Schuld und Sühne

Dostojewski verstehen
: Pathos und Pragmatismus

„Schuld und Sühne“ – ein großer Titel für einen großen Roman. Und im Deutschen schwülstiger, als von Dostojewski beabsichtigt. Die seltenere Übersetzung „Verbrechen und Strafe“ kommt dem russischen Original, „Prestuplenije i nakasanije“, deutlich näher. Auch das Englische ist mit „Crime and Punishment“ nüchtern.
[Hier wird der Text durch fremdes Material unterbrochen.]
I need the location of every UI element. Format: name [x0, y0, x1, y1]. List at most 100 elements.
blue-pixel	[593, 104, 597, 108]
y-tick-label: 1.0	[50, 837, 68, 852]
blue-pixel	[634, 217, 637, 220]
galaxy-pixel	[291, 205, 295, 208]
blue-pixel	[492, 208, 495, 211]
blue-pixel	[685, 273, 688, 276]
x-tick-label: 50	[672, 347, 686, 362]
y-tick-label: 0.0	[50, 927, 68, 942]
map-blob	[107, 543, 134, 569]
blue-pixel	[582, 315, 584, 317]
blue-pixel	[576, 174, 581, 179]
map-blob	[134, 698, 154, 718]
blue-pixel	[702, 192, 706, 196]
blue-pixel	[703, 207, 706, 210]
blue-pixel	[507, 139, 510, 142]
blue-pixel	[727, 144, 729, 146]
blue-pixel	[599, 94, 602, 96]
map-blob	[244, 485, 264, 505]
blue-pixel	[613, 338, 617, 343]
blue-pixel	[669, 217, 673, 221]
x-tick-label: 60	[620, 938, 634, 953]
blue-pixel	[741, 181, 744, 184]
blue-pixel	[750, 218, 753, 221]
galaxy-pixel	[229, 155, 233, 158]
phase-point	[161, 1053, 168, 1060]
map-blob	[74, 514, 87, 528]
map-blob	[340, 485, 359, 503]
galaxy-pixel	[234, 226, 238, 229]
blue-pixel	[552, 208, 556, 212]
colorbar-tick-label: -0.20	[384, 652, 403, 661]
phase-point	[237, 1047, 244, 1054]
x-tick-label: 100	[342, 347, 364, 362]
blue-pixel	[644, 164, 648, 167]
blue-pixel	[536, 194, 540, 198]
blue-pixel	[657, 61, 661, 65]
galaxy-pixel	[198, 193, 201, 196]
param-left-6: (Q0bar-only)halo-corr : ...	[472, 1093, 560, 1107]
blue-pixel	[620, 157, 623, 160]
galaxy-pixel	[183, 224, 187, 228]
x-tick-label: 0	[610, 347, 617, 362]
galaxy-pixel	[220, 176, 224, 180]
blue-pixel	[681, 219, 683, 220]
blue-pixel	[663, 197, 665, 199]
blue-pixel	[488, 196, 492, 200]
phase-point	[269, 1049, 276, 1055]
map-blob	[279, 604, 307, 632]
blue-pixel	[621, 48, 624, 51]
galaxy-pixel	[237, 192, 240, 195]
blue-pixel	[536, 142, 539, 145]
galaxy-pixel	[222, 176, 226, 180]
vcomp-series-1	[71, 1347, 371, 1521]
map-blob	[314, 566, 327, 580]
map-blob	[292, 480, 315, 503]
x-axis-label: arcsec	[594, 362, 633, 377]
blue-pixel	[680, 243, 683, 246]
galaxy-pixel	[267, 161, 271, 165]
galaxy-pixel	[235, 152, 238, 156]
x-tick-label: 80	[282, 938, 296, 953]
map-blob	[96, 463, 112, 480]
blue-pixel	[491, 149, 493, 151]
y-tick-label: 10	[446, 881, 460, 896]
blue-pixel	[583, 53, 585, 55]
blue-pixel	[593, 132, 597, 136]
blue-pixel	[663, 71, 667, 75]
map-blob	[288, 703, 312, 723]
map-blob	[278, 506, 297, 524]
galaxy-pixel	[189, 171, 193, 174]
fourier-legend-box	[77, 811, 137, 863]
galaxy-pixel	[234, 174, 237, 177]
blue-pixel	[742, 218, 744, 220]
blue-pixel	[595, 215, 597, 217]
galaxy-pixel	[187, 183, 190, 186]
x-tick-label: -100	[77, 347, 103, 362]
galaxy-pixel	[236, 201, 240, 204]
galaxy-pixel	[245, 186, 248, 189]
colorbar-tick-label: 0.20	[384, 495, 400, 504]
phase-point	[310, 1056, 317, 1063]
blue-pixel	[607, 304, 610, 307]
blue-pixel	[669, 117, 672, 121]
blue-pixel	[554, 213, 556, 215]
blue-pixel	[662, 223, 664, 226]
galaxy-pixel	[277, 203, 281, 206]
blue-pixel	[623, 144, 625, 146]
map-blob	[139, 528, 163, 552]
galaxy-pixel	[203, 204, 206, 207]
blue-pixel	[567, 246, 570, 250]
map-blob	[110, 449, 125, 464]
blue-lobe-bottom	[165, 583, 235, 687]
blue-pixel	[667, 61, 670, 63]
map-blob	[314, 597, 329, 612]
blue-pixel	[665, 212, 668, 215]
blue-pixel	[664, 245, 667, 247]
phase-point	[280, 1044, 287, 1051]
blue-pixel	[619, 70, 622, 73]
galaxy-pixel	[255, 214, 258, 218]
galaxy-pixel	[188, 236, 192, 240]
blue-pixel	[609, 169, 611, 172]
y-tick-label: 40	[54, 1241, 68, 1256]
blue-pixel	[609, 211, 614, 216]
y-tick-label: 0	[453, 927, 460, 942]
Neigen die Deutschen zum Pathos? Dass der Roman hier unter einem so hochtrabenden Titel rangiert, offenbart ein deutsch-russisches Missverständnis, das älter zu sein scheint als Konflikte um feministische Punkbands und Ausflüge bewaffneter Pfadfinder auf die Krim. Die ­Deutschen suchen das schlechte Gewissen, irgendwo muss es ja sein. Raskolnikow haben seine Taten doch auch nicht kaltgelassen! Stimmt, aber offensichtlich geht es dem russischen Präsidenten anders.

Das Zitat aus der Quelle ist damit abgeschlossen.